Ma ci avete pensato bene? Una norma limitativa della libertà dei cittadini, che si rivolge ad una platea che può arrivare a circa 18 milioni di persone, avrebbe dovuto essere ben ponderata sotto il profilo dell’etica. Sarebbe stato necessario, e sarebbe tuttora utile, sottoporre ad attenta analisi il programma che costringe anche chi fa sport non agonistico a munirsi di certificato medico, adottando un approccio che valuti l’importanza del problema di salute che si intende prevenire, l’efficacia della visita e degli esami preventivi, gli effetti negativi prevedibili per la salute e quelli sull’equità. L’obiettivo è arrivare a una giustificazione sul piano etico, dimostrando che sono rispettati il principio di “beneficenza” e quello di “non maleficenza”.

Domande cruciali
Uno strumento per condurre analisi simili è per esempio quello messo a punto da Nancy Kass della Johns Hopkins Bloomberg School of Public Health di Baltimora. Un sistema che si basa sulle risposte alle seguenti domande e riflessioni:

  • obiettivi di miglioramento della salute pubblica perseguiti dal programma:
    • avete pensato a quanto è importante il danno che volete prevenire, in termini di frequenza e gravità?
    • si tratta davvero di un problema prioritario per la salute pubblica?
  • efficacia del programma nel conseguire gli obiettivi di salute prefissati:
    • avete ragionato sulla capacità di una visita medica di evidenziare condizioni che pregiudichino l’attività sportiva?
  • effetti negativi conosciuti o potenziali del programma:
    • avete riflettuto sul fatto che un programma simile ha costi che, nel complesso, possono raggiungere o superare il miliardo di euro, mentre l’Italia attraversa una terribile crisi economica?
    • avete riflettuto sul fatto che visite ed esami come l’elettrocardiogramma comportano sempre una certa percentuale di risultati “falsi positivi” che provocano paure e altri esami inutili?
  • possibilità di minimizzare gli effetti negativi ed eventuali approcci alternativi:
    • avete preso in esame possibili programmi volontari, volti a migliorare le competenze dei sanitari e dei praticanti rispetto ai pericoli connessi all’attività sportiva?
    • avete studiato che cosa si fa nel resto del mondo?
  • equità:
    • avete dato uno sguardo ai dati Istat che mostrano come sopra i 24 anni, nel nostro Paese, la pratica dell’attività sportiva da parte delle persone con poca istruzione è estremamente ridotta?
    • non si rischia di peggiorare la situazione con questo nuovo obbligo?
    • avete preso in considerazione misure per aiutare le persone più povere e meno istruite a superare questi ostacoli che limitano e riducono ulteriormente le loro possibilità fare attività fisica e sportiva?

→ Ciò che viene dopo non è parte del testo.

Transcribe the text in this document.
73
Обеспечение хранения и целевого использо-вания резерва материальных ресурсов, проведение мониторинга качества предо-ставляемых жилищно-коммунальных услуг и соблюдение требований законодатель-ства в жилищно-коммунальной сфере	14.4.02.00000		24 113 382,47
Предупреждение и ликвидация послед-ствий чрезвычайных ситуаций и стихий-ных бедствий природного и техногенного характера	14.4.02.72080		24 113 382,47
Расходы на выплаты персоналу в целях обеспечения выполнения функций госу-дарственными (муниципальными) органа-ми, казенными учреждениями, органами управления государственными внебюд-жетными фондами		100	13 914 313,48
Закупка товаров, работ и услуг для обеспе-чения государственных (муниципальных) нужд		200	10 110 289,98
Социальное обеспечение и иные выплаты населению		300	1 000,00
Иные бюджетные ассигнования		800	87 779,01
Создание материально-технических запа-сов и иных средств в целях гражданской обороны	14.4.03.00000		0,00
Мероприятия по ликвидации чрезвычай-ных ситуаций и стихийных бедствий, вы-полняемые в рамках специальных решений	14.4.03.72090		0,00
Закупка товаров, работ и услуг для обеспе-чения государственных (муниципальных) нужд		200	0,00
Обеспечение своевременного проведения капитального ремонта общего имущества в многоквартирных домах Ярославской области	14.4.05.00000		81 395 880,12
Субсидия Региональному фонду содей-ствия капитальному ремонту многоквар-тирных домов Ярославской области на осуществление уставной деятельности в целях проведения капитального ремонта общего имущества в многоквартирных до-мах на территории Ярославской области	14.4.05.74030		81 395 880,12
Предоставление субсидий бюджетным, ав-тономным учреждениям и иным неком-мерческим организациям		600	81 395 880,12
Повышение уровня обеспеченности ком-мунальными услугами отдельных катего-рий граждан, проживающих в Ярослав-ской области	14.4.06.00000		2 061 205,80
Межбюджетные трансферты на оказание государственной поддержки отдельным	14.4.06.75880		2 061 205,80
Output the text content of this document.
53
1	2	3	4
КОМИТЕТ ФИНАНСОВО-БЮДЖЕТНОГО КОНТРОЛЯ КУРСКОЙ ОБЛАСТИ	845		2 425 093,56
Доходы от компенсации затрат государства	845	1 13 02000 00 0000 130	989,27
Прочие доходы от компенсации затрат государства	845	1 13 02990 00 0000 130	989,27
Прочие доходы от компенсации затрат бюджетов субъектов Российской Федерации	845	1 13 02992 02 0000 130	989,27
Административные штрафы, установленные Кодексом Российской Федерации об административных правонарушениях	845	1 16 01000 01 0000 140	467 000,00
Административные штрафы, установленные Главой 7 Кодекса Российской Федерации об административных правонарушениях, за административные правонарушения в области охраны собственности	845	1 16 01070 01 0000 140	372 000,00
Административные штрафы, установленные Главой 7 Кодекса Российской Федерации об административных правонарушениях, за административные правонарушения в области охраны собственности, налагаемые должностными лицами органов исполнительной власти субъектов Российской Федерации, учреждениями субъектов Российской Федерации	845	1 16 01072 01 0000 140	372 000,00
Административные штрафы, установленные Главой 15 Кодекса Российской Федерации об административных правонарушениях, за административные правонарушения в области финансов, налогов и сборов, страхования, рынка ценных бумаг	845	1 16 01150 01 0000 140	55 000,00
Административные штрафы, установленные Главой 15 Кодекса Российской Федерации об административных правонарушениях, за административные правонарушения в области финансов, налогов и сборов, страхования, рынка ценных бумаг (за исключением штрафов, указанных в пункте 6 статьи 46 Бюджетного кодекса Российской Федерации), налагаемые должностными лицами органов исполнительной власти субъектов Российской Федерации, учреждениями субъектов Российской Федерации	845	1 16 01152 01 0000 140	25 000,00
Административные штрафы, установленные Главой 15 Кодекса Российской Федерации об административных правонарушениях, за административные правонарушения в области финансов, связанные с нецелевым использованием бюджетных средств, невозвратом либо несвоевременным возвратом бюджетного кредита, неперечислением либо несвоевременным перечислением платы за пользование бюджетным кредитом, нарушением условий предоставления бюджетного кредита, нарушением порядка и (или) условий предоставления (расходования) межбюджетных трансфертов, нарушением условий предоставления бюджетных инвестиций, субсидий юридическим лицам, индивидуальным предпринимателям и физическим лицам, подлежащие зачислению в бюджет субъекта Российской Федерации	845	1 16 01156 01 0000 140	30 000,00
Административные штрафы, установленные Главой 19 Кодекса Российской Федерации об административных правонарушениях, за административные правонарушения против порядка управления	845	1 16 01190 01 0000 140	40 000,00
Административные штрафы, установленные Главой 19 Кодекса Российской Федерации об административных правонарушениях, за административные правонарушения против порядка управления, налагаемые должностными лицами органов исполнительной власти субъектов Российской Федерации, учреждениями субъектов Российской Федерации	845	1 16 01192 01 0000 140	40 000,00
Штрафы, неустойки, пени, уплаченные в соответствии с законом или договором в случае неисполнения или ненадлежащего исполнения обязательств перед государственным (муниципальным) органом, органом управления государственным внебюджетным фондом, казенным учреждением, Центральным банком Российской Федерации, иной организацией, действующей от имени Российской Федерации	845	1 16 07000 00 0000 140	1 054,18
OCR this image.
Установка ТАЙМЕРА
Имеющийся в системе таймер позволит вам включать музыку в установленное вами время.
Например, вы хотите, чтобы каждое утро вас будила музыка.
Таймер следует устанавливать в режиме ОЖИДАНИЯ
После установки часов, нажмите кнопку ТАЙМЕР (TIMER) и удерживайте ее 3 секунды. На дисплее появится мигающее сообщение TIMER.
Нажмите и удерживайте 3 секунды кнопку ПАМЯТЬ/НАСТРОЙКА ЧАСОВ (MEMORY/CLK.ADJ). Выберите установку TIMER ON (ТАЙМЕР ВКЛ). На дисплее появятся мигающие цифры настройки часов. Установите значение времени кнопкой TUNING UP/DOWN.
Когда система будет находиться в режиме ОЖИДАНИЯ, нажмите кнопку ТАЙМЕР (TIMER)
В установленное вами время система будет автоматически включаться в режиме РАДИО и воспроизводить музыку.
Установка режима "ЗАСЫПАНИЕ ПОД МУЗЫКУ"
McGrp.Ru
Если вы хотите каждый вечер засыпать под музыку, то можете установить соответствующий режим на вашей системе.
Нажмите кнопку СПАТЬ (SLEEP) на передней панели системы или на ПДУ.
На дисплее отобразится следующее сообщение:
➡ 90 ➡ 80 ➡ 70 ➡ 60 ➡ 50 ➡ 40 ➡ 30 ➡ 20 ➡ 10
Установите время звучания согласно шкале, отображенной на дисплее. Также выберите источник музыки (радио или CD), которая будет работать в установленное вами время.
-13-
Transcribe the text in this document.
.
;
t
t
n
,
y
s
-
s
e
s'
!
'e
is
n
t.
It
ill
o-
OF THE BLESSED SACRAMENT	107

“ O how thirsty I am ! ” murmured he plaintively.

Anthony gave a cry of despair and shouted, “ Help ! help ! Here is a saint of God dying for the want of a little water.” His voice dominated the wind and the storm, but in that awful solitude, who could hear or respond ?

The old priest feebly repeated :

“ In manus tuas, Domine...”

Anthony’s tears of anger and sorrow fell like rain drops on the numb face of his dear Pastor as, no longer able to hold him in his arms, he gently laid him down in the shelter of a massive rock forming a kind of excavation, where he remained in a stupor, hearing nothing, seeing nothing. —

Bisogna invitare tutti coloro che hanno a cuore la salute pubblica in Italia a porsi seriamente queste domande, cercando di rispondere in modo documentato.
 

Paolo D’Argenio è un medico libero professionista, consulente in sanità pubblica.

Azioni quotidiane continuerà a seguire la vicenda, stimolare il dibattito e promuovere nuove riflessioni, ospitando approfondimenti e interventi per sensibilizzare operatori, decisori e opinione pubblica su un tema che continua ad avere forti implicazioni sulla salute e la vita di tutti i giorni.